UC spokesperson Heather Harper said nothing was changing. The system “continues to require covered individuals to remain up-to-date on COVID-19 vaccination, including receipt of CDC-recommended boosters when eligible such as the updated bivalent booster, subject to the same exceptions and deferrals as primary vaccination,” she wrote in an email.
Harper was asked for UC’s response to Prasad and the evidence behind the mandate. COVID “has the potential to cause significant health consequences,” she replied. “The best approach to protecting ourselves, families, friends and communities against the risk of hospitalization and death from COVID-19 is through vaccination, as shown through numerous scientific studies.” She did not identify or provide supporting studies when asked again.
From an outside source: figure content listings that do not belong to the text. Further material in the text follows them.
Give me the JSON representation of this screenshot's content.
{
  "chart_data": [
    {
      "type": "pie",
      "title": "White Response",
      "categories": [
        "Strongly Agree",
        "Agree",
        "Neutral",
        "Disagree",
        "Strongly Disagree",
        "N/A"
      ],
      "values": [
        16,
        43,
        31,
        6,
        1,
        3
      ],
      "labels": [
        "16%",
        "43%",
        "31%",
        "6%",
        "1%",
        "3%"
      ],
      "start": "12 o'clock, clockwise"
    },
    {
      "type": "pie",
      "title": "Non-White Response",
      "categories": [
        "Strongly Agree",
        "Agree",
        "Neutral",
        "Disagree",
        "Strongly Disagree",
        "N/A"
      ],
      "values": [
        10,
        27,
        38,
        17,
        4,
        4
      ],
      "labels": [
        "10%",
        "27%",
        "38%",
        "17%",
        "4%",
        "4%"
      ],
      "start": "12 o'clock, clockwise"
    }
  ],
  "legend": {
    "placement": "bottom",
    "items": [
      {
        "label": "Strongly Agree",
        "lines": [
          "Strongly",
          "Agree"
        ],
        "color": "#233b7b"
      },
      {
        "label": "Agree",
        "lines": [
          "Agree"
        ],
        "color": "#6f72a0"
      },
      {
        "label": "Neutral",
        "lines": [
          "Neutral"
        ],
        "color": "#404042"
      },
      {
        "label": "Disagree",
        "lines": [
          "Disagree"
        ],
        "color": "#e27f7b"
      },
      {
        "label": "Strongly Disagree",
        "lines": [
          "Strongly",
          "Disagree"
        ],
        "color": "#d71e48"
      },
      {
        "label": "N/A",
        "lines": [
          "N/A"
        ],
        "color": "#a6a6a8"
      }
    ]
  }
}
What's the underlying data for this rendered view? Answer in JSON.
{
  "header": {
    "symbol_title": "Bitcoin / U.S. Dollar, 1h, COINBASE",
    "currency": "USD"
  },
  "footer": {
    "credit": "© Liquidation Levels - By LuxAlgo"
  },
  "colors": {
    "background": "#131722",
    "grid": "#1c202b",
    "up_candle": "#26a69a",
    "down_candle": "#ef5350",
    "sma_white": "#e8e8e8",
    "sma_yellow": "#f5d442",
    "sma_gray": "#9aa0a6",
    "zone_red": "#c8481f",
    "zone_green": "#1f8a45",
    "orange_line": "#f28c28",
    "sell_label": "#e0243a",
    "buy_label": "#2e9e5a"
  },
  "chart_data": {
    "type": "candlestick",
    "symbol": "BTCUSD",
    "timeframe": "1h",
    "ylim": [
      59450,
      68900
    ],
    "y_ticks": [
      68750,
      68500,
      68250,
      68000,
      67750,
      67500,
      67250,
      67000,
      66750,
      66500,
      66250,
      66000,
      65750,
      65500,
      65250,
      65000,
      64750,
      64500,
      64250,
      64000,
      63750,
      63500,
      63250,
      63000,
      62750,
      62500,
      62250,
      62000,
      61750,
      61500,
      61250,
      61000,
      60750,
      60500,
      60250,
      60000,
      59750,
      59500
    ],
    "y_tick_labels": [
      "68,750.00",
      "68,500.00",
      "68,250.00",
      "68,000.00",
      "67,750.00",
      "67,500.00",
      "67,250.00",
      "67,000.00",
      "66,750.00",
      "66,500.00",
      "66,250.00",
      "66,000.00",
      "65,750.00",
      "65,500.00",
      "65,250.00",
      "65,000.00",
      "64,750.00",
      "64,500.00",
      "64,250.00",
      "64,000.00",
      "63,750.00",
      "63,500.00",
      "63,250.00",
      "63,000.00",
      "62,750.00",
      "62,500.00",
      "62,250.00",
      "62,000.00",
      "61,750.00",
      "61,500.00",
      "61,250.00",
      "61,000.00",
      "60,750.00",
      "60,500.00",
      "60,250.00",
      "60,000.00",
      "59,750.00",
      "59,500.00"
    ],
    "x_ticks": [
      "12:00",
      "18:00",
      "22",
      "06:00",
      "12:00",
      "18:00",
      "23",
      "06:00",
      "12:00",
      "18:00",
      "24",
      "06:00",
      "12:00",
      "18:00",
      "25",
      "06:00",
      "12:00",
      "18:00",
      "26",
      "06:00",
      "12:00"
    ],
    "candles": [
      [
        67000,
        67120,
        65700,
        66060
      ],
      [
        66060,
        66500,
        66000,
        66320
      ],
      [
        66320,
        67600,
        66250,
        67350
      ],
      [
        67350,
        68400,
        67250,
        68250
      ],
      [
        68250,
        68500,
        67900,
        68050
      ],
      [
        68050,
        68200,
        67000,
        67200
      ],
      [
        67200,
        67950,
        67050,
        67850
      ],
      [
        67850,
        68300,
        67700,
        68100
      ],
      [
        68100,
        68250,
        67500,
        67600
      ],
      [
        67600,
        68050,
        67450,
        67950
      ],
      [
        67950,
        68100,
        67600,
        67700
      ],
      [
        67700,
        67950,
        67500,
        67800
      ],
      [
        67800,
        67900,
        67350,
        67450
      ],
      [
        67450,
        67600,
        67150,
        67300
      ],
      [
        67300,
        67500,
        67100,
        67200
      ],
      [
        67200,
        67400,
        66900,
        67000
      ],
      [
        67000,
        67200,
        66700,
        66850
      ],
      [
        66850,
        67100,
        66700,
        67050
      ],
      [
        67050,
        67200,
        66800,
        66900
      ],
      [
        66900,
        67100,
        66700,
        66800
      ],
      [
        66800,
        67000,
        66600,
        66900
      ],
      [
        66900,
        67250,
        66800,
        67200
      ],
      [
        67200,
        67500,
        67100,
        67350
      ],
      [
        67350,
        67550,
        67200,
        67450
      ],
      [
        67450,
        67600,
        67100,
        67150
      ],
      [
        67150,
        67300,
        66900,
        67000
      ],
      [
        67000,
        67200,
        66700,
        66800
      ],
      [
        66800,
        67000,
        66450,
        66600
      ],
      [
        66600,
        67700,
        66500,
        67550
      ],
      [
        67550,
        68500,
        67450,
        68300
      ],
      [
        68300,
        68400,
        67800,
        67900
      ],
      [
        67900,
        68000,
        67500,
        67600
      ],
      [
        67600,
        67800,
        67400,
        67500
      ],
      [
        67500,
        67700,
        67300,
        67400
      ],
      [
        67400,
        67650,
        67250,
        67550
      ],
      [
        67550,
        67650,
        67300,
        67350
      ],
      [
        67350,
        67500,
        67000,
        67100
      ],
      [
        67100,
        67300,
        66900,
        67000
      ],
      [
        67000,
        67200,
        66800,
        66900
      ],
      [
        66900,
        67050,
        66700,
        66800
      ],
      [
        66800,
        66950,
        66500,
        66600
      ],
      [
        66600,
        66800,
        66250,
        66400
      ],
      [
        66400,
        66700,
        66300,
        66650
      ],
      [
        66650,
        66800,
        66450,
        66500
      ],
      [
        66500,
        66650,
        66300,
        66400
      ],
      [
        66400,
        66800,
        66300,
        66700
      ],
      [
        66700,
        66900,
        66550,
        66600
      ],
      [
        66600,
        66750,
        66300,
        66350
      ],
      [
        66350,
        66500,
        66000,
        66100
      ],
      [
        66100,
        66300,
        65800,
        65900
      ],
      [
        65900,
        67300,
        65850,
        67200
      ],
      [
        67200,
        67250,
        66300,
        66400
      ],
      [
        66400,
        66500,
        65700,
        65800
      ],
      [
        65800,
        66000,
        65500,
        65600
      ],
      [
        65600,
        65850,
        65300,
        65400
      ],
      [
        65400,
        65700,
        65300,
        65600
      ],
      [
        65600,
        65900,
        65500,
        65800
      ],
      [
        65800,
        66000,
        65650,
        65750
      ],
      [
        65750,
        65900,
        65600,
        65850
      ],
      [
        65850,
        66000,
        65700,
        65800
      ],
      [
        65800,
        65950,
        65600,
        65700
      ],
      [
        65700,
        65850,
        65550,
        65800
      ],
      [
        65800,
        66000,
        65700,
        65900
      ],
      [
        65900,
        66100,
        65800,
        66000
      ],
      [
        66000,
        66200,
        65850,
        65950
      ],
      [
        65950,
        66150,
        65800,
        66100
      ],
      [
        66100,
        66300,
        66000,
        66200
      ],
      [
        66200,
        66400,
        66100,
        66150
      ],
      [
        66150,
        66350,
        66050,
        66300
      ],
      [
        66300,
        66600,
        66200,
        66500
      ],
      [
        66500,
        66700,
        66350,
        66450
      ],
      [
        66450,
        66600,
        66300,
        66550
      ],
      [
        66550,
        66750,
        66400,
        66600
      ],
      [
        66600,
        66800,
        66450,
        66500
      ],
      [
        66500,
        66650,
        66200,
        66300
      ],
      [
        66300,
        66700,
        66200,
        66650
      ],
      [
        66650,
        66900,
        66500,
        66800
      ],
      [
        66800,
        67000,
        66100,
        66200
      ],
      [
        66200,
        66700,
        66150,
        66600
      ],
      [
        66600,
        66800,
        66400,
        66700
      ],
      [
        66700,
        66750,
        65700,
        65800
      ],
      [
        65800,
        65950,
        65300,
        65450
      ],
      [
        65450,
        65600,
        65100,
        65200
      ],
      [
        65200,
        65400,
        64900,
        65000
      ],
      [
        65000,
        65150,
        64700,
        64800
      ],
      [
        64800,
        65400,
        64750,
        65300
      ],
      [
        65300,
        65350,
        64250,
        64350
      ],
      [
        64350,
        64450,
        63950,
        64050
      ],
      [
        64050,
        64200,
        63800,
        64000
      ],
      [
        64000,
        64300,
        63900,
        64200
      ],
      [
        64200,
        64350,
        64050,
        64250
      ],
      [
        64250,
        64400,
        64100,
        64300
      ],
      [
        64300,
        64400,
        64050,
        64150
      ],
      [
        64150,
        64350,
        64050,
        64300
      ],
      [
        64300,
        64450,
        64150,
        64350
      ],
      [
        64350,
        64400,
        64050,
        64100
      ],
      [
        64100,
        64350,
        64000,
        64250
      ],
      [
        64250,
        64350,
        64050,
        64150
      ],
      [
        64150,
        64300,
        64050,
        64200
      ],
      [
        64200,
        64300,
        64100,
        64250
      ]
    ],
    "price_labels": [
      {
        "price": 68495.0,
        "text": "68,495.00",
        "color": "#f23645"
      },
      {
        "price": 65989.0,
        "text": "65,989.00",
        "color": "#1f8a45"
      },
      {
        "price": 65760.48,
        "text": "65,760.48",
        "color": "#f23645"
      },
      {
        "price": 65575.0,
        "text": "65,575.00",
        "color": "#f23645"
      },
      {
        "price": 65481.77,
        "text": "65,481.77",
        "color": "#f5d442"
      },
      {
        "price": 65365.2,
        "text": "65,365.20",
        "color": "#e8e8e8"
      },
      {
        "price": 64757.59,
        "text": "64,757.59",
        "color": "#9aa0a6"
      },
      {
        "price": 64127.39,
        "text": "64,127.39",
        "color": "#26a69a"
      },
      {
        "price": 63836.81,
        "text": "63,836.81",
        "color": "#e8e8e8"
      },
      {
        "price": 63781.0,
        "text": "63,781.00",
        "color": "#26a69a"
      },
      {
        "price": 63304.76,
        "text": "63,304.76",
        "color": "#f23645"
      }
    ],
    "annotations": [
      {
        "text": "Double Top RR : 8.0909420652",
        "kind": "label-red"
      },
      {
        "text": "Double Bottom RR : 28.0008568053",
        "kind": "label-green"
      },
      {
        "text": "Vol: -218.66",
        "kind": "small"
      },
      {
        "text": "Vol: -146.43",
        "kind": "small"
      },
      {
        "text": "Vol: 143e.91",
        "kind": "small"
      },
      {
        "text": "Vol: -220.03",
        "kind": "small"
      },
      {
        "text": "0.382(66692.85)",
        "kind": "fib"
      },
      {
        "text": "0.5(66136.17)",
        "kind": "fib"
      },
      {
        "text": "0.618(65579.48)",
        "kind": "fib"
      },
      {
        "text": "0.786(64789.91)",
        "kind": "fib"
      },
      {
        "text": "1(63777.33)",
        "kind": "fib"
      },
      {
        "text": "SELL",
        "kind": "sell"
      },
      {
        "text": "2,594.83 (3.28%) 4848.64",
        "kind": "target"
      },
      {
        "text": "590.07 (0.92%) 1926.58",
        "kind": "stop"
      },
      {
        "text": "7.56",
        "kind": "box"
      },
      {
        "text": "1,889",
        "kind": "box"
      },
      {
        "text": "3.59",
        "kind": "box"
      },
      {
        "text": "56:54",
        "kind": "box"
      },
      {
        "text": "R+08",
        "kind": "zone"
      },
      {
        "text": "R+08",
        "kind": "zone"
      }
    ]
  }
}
The system is “guided by the FDA’s and CDC’s thorough review process,” Harper said. “Keeping fully up-to-date is especially important as we head into the fall and winter when rates of respiratory infections typically tend to increase.”
Harvard warned students they can’t enroll for spring semester without uploading their bivalent booster documentation. “What does Denmark know that you don’t, @Harvard?” No College Mandates tweeted, referring to the Danish Health Authority’s announcement that it will no longer offer COVID vaccines to Danes under 50 because they are “generally not at particularly higher risk of becoming severely ill.” Harvard didn’t answer queries.
A member of No College Mandates maintains a spreadsheet of publicly available campus COVID mandates with fields for vaccine, booster, “up-to-date” and bivalent booster requirements. It shows nearly 700 college COVID policies have been reviewed since Sept. 11.
Nineteen are labeled “new booster,” including Columbia, Bowdoin, St. Olaf and Wake Forest, but more than 100 require “up-to-date” vaccinations, which the CDC defines as “the most recent booster dose recommended for you by CDC.”
There are notable exceptions. Brown University is unlikely to mandate bivalents, Associate Vice President for Campus Life Vanessa Britto told the Brown Daily Herald, while Dartmouth’s Aug. 11 update says students must take “one booster” but only “strongly recommends” staying up to date.
No College Mandates cofounder Joni McGary, whose son attends Dartmouth, told Just the News that Dartmouth confirmed to her there was no new mandate. The group has contacted several colleges with “up-to-date” mandates that clarified they aren’t requiring boosted students to get a second, she said.
The college mandates stand in stark contrast to the 65% of Americans in a new Ipsos-Axios survey who said “there is a small risk or no risk in returning to their normal, pre-COVID life,” with 46% having already done that, the highest point since the survey started in March 2020.